Em fração de segundos ela se atirou em meus braços e perpetuou aquele beijo obstante que ali ficara perdido no tempo, tratei de acariciar seu belo corpo enquanto ela mordiscava meu pescoço. Adentrei a sua lingerie, que por sinal era nova e muito sexy, cheguei até a passarela de desejos, atentei-me aos seus seios enquanto tocava-lhe levemente, exagerei um pouco na força do toque, mas ela delirava de prazer.

- Quero ser inteiramente sua – sussurrou ela em meus ouvidos.

- Que seja – respondi mantendo o foco no desejo e não nas palavras.

- Me come – vulgarizou o desejo que ela guardava dentro de si.

Fizemos amor por horas, não sexo, apesar dela expressar com vulgaridade o ato, foi amor mesmo, daqueles de cinema.

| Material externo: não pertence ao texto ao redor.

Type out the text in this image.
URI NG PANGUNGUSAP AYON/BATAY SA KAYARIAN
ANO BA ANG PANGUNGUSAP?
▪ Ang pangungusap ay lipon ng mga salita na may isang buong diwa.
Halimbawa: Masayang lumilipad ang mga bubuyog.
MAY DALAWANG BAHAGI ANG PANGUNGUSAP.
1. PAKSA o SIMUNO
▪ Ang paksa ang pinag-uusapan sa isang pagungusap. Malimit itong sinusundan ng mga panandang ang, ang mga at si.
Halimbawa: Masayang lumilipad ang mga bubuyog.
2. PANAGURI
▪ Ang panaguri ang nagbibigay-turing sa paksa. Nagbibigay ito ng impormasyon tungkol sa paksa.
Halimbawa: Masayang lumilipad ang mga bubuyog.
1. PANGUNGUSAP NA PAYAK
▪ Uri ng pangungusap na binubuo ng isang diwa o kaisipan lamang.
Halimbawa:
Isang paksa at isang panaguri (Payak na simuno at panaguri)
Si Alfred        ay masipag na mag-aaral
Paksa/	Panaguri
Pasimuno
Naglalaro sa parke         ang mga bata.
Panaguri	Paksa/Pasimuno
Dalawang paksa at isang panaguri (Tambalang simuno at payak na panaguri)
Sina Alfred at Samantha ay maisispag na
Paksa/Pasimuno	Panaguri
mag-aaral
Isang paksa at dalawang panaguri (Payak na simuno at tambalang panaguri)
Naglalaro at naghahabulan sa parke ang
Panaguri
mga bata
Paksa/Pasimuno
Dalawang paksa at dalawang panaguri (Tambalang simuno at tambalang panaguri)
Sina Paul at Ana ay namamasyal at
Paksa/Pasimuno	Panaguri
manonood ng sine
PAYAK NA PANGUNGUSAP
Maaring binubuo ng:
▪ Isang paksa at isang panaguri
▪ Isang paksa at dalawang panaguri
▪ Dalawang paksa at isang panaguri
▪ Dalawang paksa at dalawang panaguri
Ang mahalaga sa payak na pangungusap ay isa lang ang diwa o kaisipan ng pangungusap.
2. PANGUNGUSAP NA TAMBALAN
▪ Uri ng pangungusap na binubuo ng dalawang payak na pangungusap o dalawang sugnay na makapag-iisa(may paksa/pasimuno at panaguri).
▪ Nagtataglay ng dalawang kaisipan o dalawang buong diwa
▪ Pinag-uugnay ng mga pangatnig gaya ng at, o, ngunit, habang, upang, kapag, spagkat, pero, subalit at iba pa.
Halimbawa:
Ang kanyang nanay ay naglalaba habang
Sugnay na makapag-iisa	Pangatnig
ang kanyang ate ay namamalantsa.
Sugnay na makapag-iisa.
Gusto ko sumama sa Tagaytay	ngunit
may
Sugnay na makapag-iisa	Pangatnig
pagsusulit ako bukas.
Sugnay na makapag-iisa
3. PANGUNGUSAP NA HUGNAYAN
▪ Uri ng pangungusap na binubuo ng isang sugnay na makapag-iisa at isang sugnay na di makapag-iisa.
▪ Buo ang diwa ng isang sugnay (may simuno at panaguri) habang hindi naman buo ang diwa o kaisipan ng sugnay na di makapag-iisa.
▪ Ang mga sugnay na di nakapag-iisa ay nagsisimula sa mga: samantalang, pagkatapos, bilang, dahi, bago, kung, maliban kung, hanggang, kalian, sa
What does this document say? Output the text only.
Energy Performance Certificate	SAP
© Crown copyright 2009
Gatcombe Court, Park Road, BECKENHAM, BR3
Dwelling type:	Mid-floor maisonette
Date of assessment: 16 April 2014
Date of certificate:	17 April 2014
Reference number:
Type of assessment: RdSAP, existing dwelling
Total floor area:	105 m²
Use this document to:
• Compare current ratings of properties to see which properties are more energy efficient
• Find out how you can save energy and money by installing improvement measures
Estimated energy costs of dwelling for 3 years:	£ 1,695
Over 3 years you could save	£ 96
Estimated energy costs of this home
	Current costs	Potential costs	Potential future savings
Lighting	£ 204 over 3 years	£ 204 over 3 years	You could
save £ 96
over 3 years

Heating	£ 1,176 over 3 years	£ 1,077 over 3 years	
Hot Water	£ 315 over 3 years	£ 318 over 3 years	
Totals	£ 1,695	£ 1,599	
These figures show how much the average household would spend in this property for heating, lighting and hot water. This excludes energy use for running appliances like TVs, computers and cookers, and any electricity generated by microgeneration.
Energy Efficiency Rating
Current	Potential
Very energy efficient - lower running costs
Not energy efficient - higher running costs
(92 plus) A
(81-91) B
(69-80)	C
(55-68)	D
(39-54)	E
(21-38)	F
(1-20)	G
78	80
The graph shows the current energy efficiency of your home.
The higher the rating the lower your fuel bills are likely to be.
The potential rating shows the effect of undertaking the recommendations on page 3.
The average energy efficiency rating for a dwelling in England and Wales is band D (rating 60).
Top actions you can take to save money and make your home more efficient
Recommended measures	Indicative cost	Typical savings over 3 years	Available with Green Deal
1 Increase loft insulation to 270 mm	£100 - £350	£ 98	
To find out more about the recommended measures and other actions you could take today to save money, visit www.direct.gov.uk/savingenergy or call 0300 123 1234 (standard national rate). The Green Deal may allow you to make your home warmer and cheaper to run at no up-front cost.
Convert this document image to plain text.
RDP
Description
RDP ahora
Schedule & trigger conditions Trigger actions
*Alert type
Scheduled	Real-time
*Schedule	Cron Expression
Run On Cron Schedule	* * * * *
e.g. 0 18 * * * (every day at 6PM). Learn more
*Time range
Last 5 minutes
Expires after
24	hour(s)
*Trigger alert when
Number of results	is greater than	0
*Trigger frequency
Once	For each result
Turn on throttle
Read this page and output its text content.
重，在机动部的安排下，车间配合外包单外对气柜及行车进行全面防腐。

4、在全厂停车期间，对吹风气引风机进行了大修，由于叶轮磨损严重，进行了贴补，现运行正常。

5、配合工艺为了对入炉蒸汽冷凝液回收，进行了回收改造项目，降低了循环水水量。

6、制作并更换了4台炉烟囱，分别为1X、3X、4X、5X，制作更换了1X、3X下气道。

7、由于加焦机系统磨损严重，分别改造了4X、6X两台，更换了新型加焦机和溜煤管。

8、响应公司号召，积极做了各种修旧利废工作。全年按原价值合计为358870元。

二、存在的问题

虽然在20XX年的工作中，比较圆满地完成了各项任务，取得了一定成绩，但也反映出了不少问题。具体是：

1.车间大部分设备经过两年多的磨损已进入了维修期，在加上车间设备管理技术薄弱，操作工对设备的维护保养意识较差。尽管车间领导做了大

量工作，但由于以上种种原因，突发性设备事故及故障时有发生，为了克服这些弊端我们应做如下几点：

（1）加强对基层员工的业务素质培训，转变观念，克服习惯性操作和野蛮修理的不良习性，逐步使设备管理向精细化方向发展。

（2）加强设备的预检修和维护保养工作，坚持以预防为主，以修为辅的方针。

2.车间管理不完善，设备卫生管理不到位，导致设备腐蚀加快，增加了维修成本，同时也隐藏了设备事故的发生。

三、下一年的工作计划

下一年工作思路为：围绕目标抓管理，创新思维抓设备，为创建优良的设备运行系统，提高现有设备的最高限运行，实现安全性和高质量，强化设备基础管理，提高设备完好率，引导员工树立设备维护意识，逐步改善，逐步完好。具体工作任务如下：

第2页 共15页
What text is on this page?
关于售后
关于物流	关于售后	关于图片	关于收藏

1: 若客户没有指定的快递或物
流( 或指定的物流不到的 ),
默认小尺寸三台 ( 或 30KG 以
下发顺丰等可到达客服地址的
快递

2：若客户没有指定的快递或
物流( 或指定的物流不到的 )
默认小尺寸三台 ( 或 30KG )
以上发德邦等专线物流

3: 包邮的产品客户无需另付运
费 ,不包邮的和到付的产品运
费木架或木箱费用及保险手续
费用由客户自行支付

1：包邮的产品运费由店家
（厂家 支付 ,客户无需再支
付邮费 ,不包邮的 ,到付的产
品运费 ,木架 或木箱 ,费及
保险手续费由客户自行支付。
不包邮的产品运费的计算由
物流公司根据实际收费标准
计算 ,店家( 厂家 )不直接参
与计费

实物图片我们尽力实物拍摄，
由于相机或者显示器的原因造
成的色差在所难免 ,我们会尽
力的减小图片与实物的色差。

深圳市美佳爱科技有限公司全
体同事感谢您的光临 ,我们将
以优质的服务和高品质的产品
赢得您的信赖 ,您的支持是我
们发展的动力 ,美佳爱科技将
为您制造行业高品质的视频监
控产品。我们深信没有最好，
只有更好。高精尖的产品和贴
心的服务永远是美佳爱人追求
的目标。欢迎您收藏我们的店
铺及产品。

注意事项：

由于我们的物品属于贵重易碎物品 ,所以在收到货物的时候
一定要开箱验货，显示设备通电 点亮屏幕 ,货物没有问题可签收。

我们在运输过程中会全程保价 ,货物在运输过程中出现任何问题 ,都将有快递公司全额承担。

Depois de estontearmos com todo aquele desejo e matarmos a saudade carnal desperdiçamos alguns minutos em um breve cochilo, ela realmente estava exausta, observei ela por alguns poucos segundos, ela dormia encantadoramente. Como eu disse, era um ser angelical. Ela abriu seus olhos ora verdes, ora castanhos e com um sorriso expressou sua total alegria pelo momento.

Fui até a cozinha e lhe preparei o que comer, um copo de café com leite, alguns biscoitos, uma maça e um iogurte, sempre exagerei ao agrada-la e ela notou.

- Pra que isso tudo?

Eu amava mima-la, porém nem sempre conseguia. Enquanto ela comia deleitava todas as histórias de sua viagem em mim, confesso que alguns assuntos eram chatos e sem nenhuma excitação, mas eu sempre fui um bom ouvinte. Quando ela terminou, olhou atentamente toda a sala, esbravejou um suspiro de decepção, percebi que havia algo errado, mas não perguntei, apenas beijei ela novamente, só que dessa vez faltou aquela saliência do primeiro beijo. Não segurei o seu descontentamento e perguntei.

- Está tudo bem?

- Sinto a falta de nossa mesa – respondeu ela esboçando uma voz suave.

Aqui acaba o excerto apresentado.